Yo también me hago preguntas y voy a hacerle unas cuantas a su eminencia. Por ejemplo: ¿Cree su eminencia que sembrar cizaña, duda, resquemor y desconfianza en el corazón del prójimo es labor de buen cristiano? ¿No es eso más propio de Satanás? ¿Cree su eminencia que sus palabras son compatibles con eso de amar al prójimo como a uno mismo? ¿Con aquello de a todo el que te pida, dale, y al que te quite el manto dale hasta la túnica?

¿Cree su eminencia que todos en sus filas son “trigo limpio”? ¿No es soberbia contradecir al Papa cuando pide que en cada parroquia se acoja a una familia de refugiados? ¿Se acuerda su eminencia de aquello de “todo lo que hagáis a uno de mis hermanos más pequeños, me lo hacéis a mí”?

Es una lástima que no se acuerde, porque su eminencia va a ir derechito al fuego eterno, y no lo digo yo, sino uno de los padres de la Iglesia, san Mateo (25: 41-43): “Apartaos de mí, malditos, al fuego eterno (…), porque tuve hambre y no me disteis de comer; tuve sed, y no me disteis de beber; fui forastero, y no me recogisteis; estuve desnudo, y no me cubristeis; enfermo y en la cárcel, y no me visitasteis.

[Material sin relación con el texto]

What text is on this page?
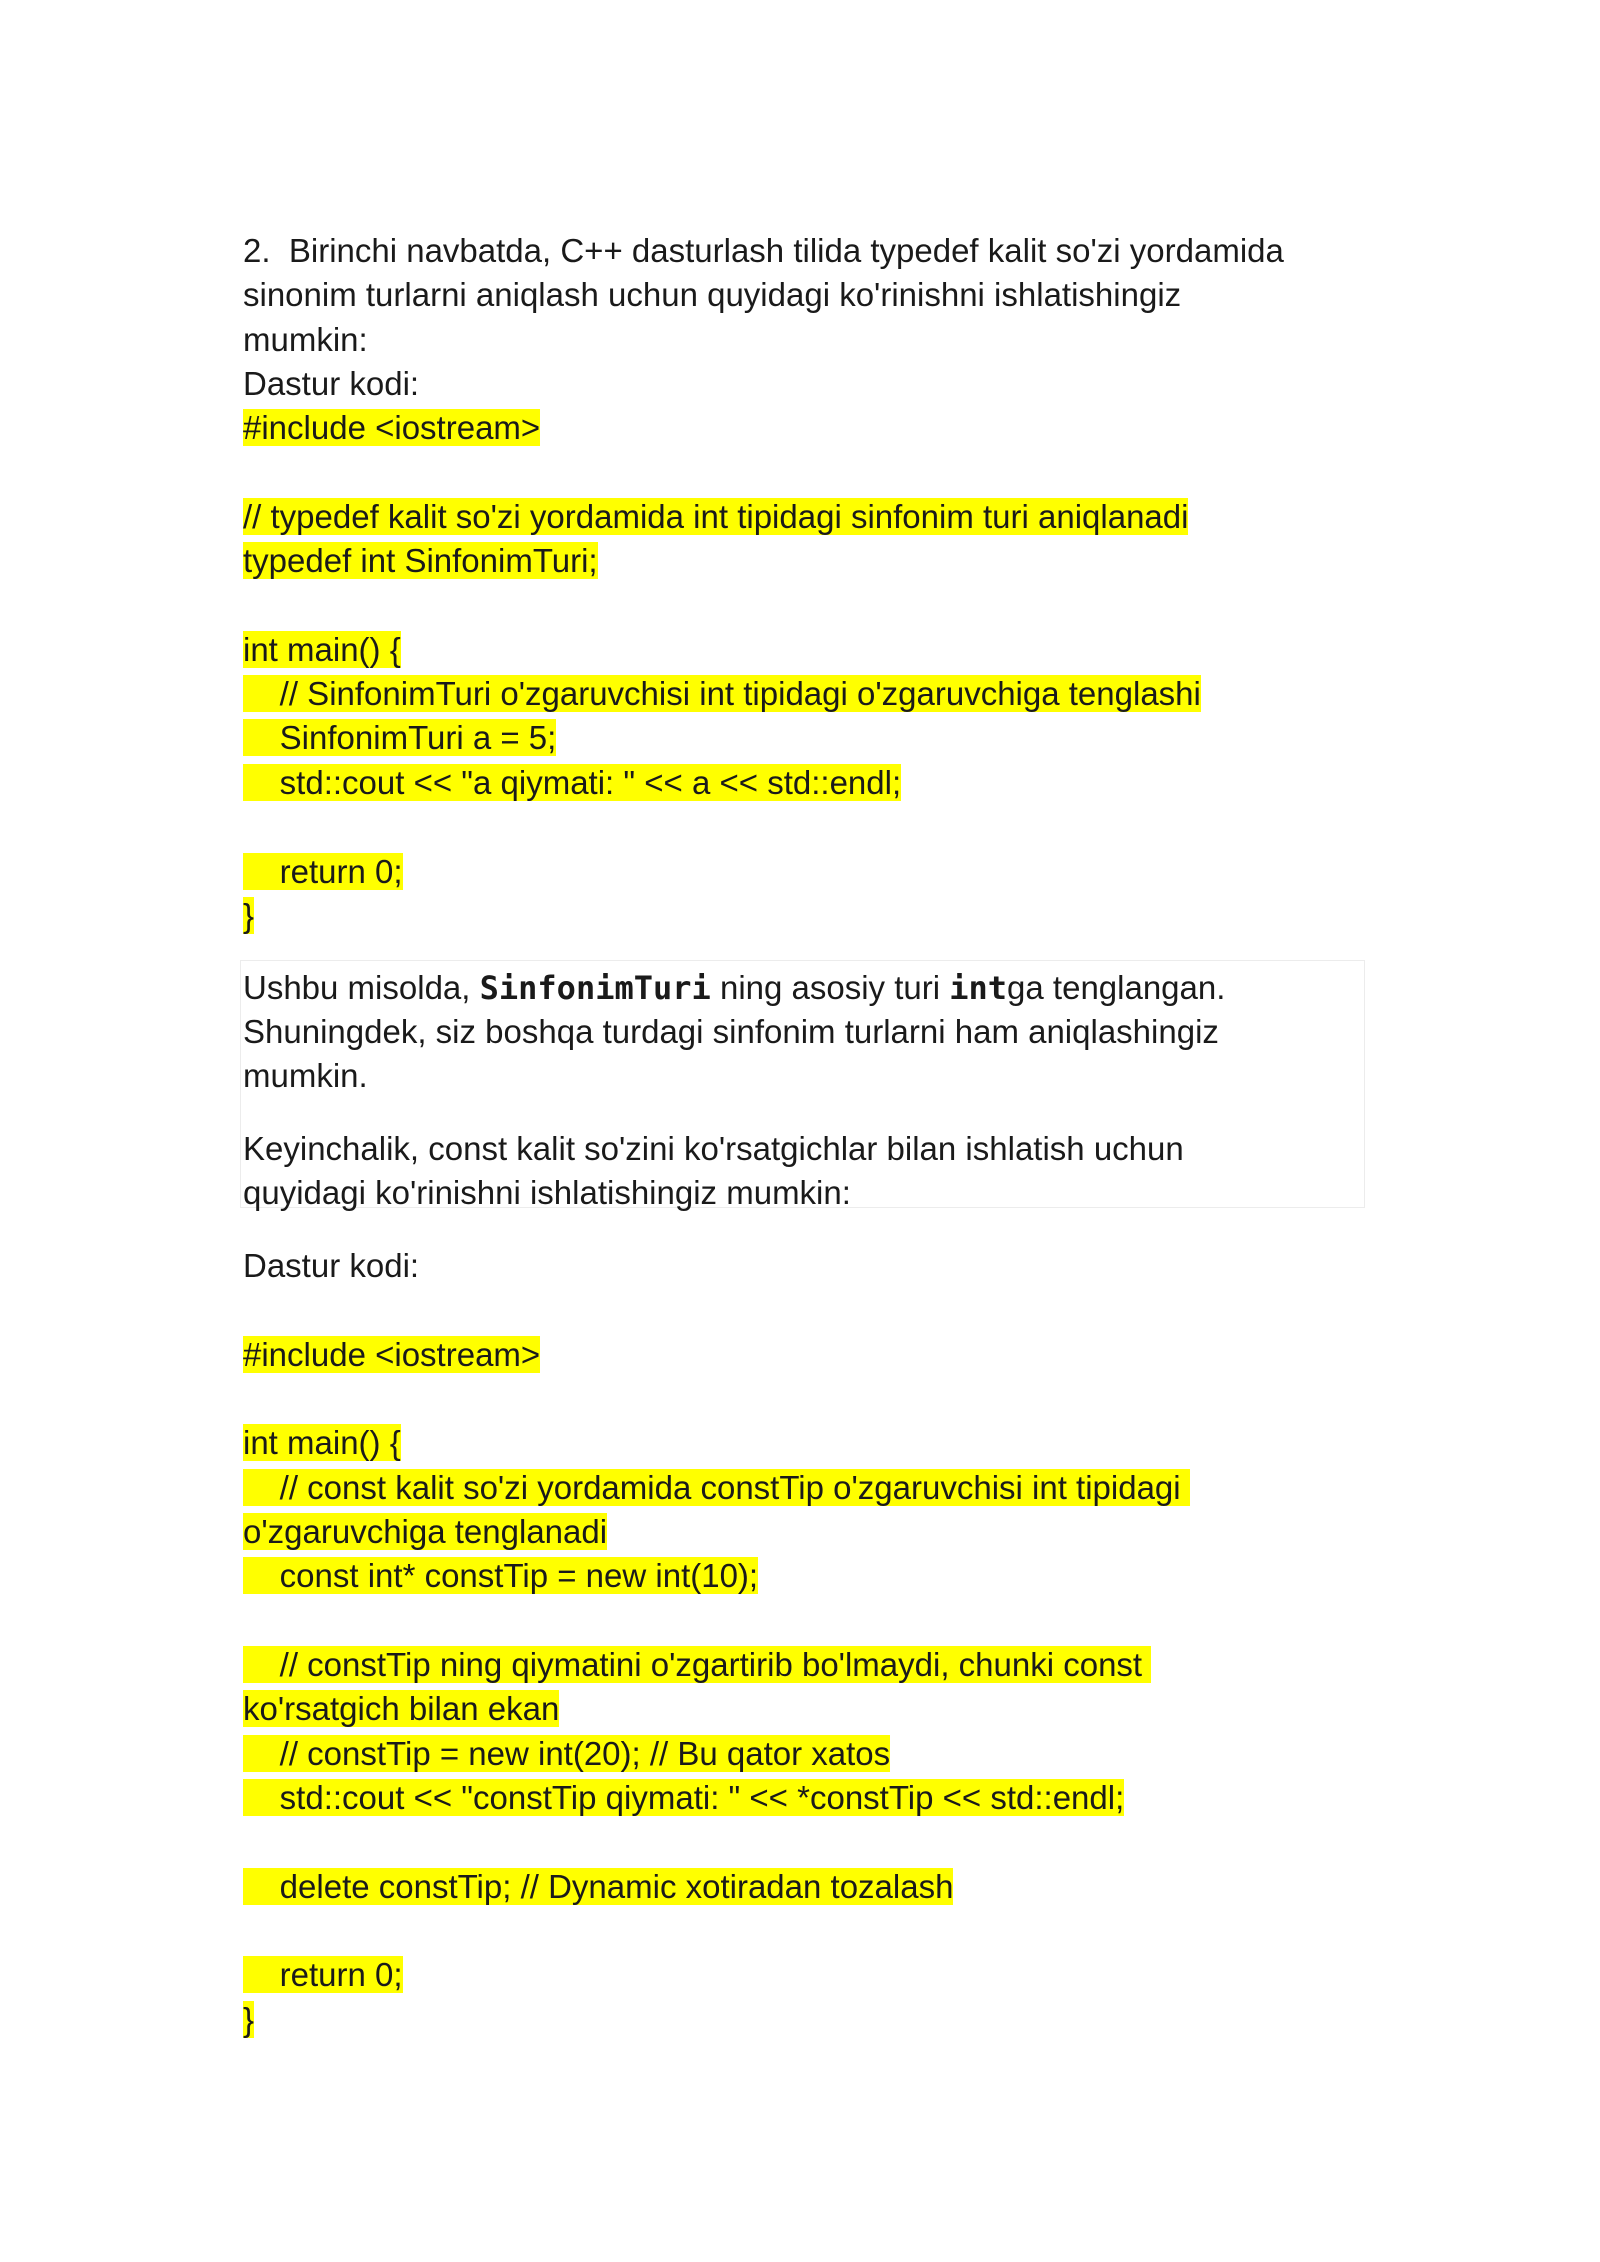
2.  Birinchi navbatda, C++ dasturlash tilida typedef kalit so'zi yordamida
sinonim turlarni aniqlash uchun quyidagi ko'rinishni ishlatishingiz
mumkin:
Dastur kodi:
#include <iostream>
// typedef kalit so'zi yordamida int tipidagi sinfonim turi aniqlanadi
typedef int SinfonimTuri;
int main() {
// SinfonimTuri o'zgaruvchisi int tipidagi o'zgaruvchiga tenglashi
SinfonimTuri a = 5;
std::cout << "a qiymati: " << a << std::endl;
return 0;
}
Ushbu misolda, SinfonimTuri ning asosiy turi intga tenglangan.
Shuningdek, siz boshqa turdagi sinfonim turlarni ham aniqlashingiz
mumkin.
Keyinchalik, const kalit so'zini ko'rsatgichlar bilan ishlatish uchun
quyidagi ko'rinishni ishlatishingiz mumkin:
Dastur kodi:
#include <iostream>
int main() {
// const kalit so'zi yordamida constTip o'zgaruvchisi int tipidagi
o'zgaruvchiga tenglanadi
const int* constTip = new int(10);
// constTip ning qiymatini o'zgartirib bo'lmaydi, chunki const
ko'rsatgich bilan ekan
// constTip = new int(20); // Bu qator xatos
std::cout << "constTip qiymati: " << *constTip << std::endl;
delete constTip; // Dynamic xotiradan tozalash
return 0;
}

Tengo muchas más preguntas, y excomúlgueme si quiere. Por ejemplo: ¿Conoce usted la vergüenza? ¿La humildad? ¿La ética? ¿La caridad? ¿Cree que Jesús de Nazaret, el pescador de Galilea, aprobaría su conducta? ¿Cree que cuatro políticos y banqueros podridos van a darle la gloria?

Su eminencia solo representa el atraso, la superstición, la maldad, el racismo, la xenofobia, aquello que involuciona y relentiza el progreso de la especie humana hacia la bondad y el entendimiento. Debería usted estar fuera de la Iglesia, y lejos, muy lejos, haciéndose muchas preguntas sobre el daño que hace a la fe que dice defender. Insisto, su eminencia: más que un hipócrita y un fariseo, es usted un rotundo sinvergüenza.